I knelt in front of him. He jerked himself slowly, brushing against my face, teasing me, until I felt the first warm drops on my tongue. I took all of him, without pulling away, every last drop. Afterward I sat beside him, both of us breathless, laughing like two people who had just shared a huge secret.

***

We slept together that night. The next morning, before each of us went our separate ways, there was still time for a slow goodbye under the sheets, without hurry, as if we wanted to stretch out a little longer something we knew wouldn’t happen again.
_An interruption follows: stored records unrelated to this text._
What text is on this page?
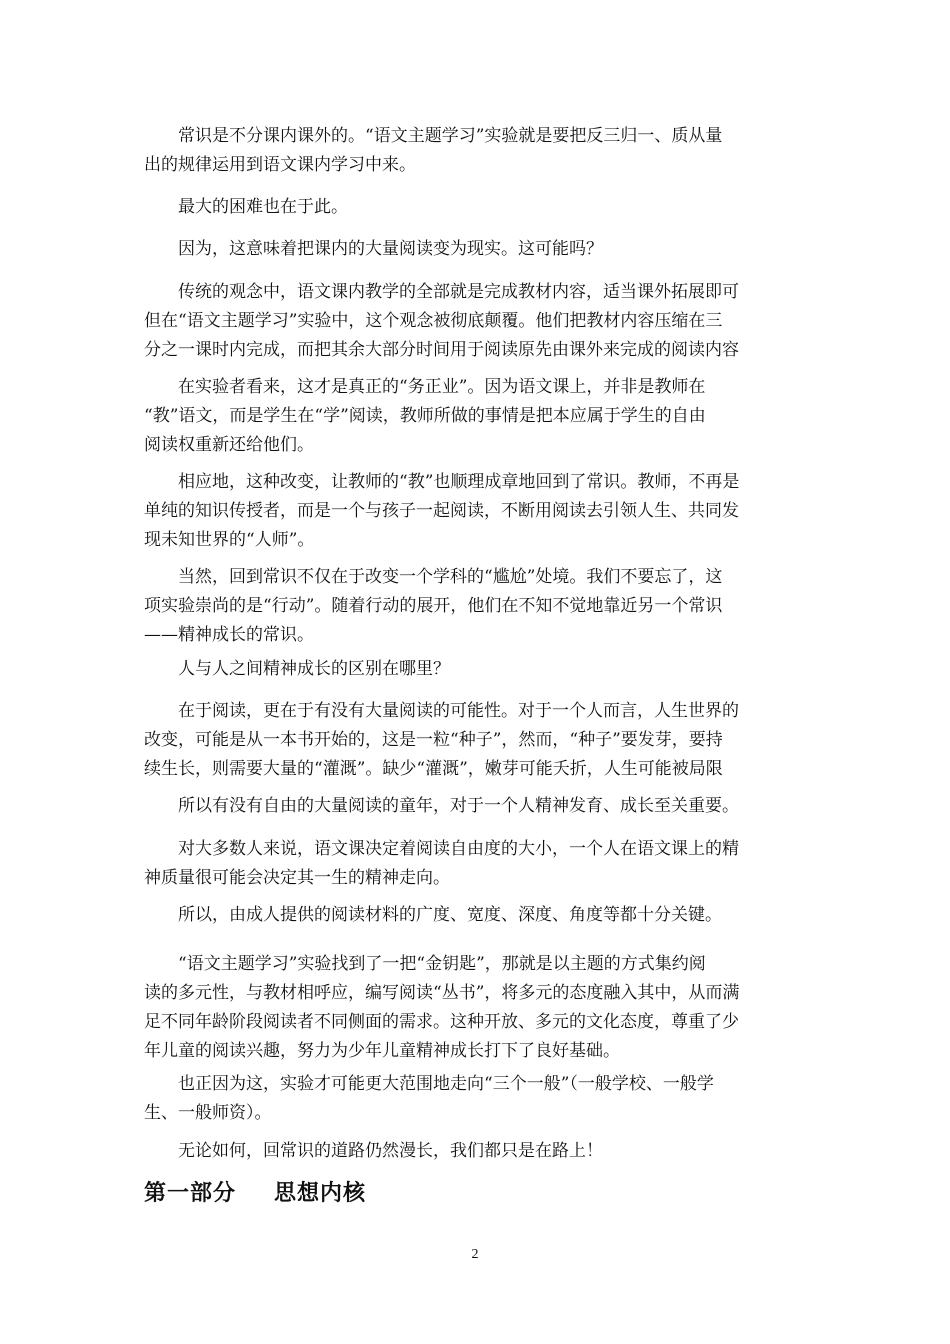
常识是不分课内课外的。“语文主题学习”实验就是要把反三归一、质从量
出的规律运用到语文课内学习中来。

最大的困难也在于此。

因为，这意味着把课内的大量阅读变为现实。这可能吗？

传统的观念中，语文课内教学的全部就是完成教材内容，适当课外拓展即可
但在“语文主题学习”实验中，这个观念被彻底颠覆。他们把教材内容压缩在三
分之一课时内完成，而把其余大部分时间用于阅读原先由课外来完成的阅读内容

在实验者看来，这才是真正的“务正业”。因为语文课上，并非是教师在
“教”语文，而是学生在“学”阅读，教师所做的事情是把本应属于学生的自由
阅读权重新还给他们。

相应地，这种改变，让教师的“教”也顺理成章地回到了常识。教师，不再是
单纯的知识传授者，而是一个与孩子一起阅读，不断用阅读去引领人生、共同发
现未知世界的“人师”。

当然，回到常识不仅在于改变一个学科的“尴尬”处境。我们不要忘了，这
项实验崇尚的是“行动”。随着行动的展开，他们在不知不觉地靠近另一个常识
——精神成长的常识。

人与人之间精神成长的区别在哪里？

在于阅读，更在于有没有大量阅读的可能性。对于一个人而言，人生世界的
改变，可能是从一本书开始的，这是一粒“种子”，然而，“种子”要发芽，要持
续生长，则需要大量的“灌溉”。缺少“灌溉”，嫩芽可能夭折，人生可能被局限

所以有没有自由的大量阅读的童年，对于一个人精神发育、成长至关重要。

对大多数人来说，语文课决定着阅读自由度的大小，一个人在语文课上的精
神质量很可能会决定其一生的精神走向。

所以，由成人提供的阅读材料的广度、宽度、深度、角度等都十分关键。

“语文主题学习”实验找到了一把“金钥匙”，那就是以主题的方式集约阅
读的多元性，与教材相呼应，编写阅读“丛书”，将多元的态度融入其中，从而满
足不同年龄阶段阅读者不同侧面的需求。这种开放、多元的文化态度，尊重了少
年儿童的阅读兴趣，努力为少年儿童精神成长打下了良好基础。

也正因为这，实验才可能更大范围地走向“三个一般”（一般学校、一般学
生、一般师资）。

无论如何，回常识的道路仍然漫长，我们都只是在路上！

第一部分 思想内核
2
We bathed in that huge tub by the window, with the city waking up outside. We hardly spoke. There was no need.

Darío and I stayed in touch for a while, messages every now and then, photos, some promise neither of us kept. We never saw each other again. But sometimes, when I put on lingerie in front of the mirror in my room, I no longer imagine just any hands. I imagine that night in Lisbon, the first time I stopped dreaming about it and finally lived it.